I want to remove the line returns of a text that is wrapped to a certain width. e.g.

import re
x = 'the meaning\nof life'
re.sub("([,\w])\n(\w)", "\1 \2", x)
'the meanin\x01 \x02f life'

I want to return the meaning of life. What am I doing wrong?

Karl Knechtel
  • 62,466
  • 11
  • 102
  • 153
geotheory
  • 22,624
  • 29
  • 119
  • 196
  • The problem is not with the regex, but with the replacement string, which still has to use Python string literal escapes for the backslash. Thus `"\\1 \\2"`, or `r"\1 \2"` but not `"\1 \2"`. – Karl Knechtel Aug 08 '22 at 02:49

2 Answers2

3

You need escape that \ like this:

>>> import re
>>> x = 'the meaning\nof life'

>>> re.sub("([,\w])\n(\w)", "\1 \2", x)
'the meanin\x01 \x02f life'

>>> re.sub("([,\w])\n(\w)", "\\1 \\2", x)
'the meaning of life'

>>> re.sub("([,\w])\n(\w)", r"\1 \2", x)
'the meaning of life'
>>>

If you don't escape it, the output is \1, so:

>>> '\1'
'\x01'
>>> 

That's why we need use '\\\\' or r'\\'to display a signal \ in Python RegEx.

However about that, from this answer:

If you're putting this in a string within a program, you may actually need to use four backslashes (because the string parser will remove two of them when "de-escaping" it for the string, and then the regex needs two for an escaped regex backslash).

And the document:

As stated earlier, regular expressions use the backslash character ('\') to indicate special forms or to allow special characters to be used without invoking their special meaning. This conflicts with Python's usage of the same character for the same purpose in string literals.
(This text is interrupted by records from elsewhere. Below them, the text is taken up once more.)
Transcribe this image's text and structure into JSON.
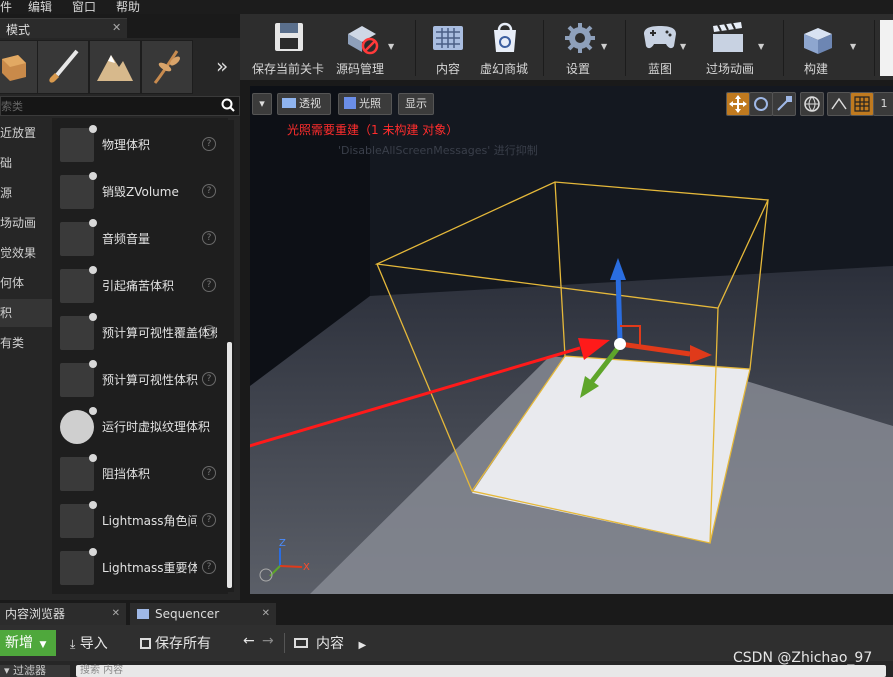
{
  "menu": {
    "items": [
      "件",
      "编辑",
      "窗口",
      "帮助"
    ]
  },
  "modes": {
    "tab_label": "模式",
    "tab_close": "✕",
    "search_placeholder": "索类",
    "more_glyph": "»",
    "categories": [
      {
        "label": "近放置",
        "selected": false
      },
      {
        "label": "础",
        "selected": false
      },
      {
        "label": "源",
        "selected": false
      },
      {
        "label": "场动画",
        "selected": false
      },
      {
        "label": "觉效果",
        "selected": false
      },
      {
        "label": "何体",
        "selected": false
      },
      {
        "label": "积",
        "selected": true
      },
      {
        "label": "有类",
        "selected": false
      }
    ],
    "items": [
      {
        "label": "物理体积",
        "icon": "physics-volume-icon"
      },
      {
        "label": "销毁ZVolume",
        "icon": "kill-z-volume-icon"
      },
      {
        "label": "音频音量",
        "icon": "audio-volume-icon"
      },
      {
        "label": "引起痛苦体积",
        "icon": "pain-volume-icon"
      },
      {
        "label": "预计算可视性覆盖体积",
        "icon": "precomputed-visibility-override-icon"
      },
      {
        "label": "预计算可视性体积",
        "icon": "precomputed-visibility-volume-icon"
      },
      {
        "label": "运行时虚拟纹理体积",
        "icon": "runtime-virtual-texture-icon"
      },
      {
        "label": "阻挡体积",
        "icon": "blocking-volume-icon"
      },
      {
        "label": "Lightmass角色间接光照体积",
        "icon": "lightmass-character-icon"
      },
      {
        "label": "Lightmass重要体积",
        "icon": "lightmass-importance-icon"
      }
    ],
    "help_glyph": "?"
  },
  "toolbar": {
    "items": [
      {
        "label": "保存当前关卡",
        "icon": "save-icon"
      },
      {
        "label": "源码管理",
        "icon": "source-control-icon"
      },
      {
        "label": "内容",
        "icon": "content-icon"
      },
      {
        "label": "虚幻商城",
        "icon": "marketplace-icon"
      },
      {
        "label": "设置",
        "icon": "settings-icon"
      },
      {
        "label": "蓝图",
        "icon": "blueprint-icon"
      },
      {
        "label": "过场动画",
        "icon": "cinematics-icon"
      },
      {
        "label": "构建",
        "icon": "build-icon"
      }
    ]
  },
  "viewport": {
    "view_menu_glyph": "▾",
    "perspective_label": "透视",
    "lit_label": "光照",
    "show_label": "显示",
    "warning": "光照需要重建（1 未构建 对象）",
    "warning_faded": "'DisableAllScreenMessages' 进行抑制",
    "grid_value": "1",
    "axis_x": "X",
    "axis_z": "Z"
  },
  "bottom": {
    "tabs": [
      {
        "label": "内容浏览器",
        "icon": "content-browser-icon"
      },
      {
        "label": "Sequencer",
        "icon": "sequencer-icon"
      }
    ],
    "new_label": "新增",
    "import_label": "导入",
    "save_all_label": "保存所有",
    "path_label": "内容",
    "filter_label": "过滤器",
    "search_placeholder": "搜索 内容"
  },
  "watermark": "CSDN @Zhichao_97",
  "colors": {
    "accent_green": "#4fa83c",
    "warning_red": "#ff2d2d",
    "selection_box": "#e5b83a",
    "annotation_arrow": "#ff1a1a"
  }
}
Let's say you want to write a RE that matches the string \section, which might be found in a LaTeX file. To figure out what to write in the program code, start with the desired string to be matched. Next, you must escape any backslashes and other metacharacters by preceding them with a backslash, resulting in the string \\section. The resulting string that must be passed to re.compile() must be \\section. However, to express this as a Python string literal, both backslashes must be escaped again.


Another way as brittenb suggested, you don't need RegEx in this case:

>>> x = 'the meaning\nof life'
>>> x.replace("\n", " ")
'the meaning of life'
>>> 
Community
  • 1
  • 1
Remi Guan
  • 21,506
  • 17
  • 64
  • 87
2

Use raw string literals; both Python string literal syntax and regex interpret backslashes; \1 in a python string literal is interpreted as an octal escape, but not in a raw string literal:

re.sub(r"([,\w])\n(\w)", r"\1 \2", x)

The alternative would be to double all backslashes so that they reach the regex engine as such.

See the Backslash plague section of the Python regex HOWTO.

Demo:

>>> import re
>>> x = 'the meaning\nof life'
>>> re.sub(r"([,\w])\n(\w)", r"\1 \2", x)
'the meaning of life'

It might be easier just to split on newlines; use the str.splitlines() method, then re-join with spaces using str.join():

' '.join(ex.splitlines())

but admittedly this won't distinguish between newlines between words and extra newlines elsewhere.

Martijn Pieters
  • 1,048,767
  • 296
  • 4,058
  • 3,343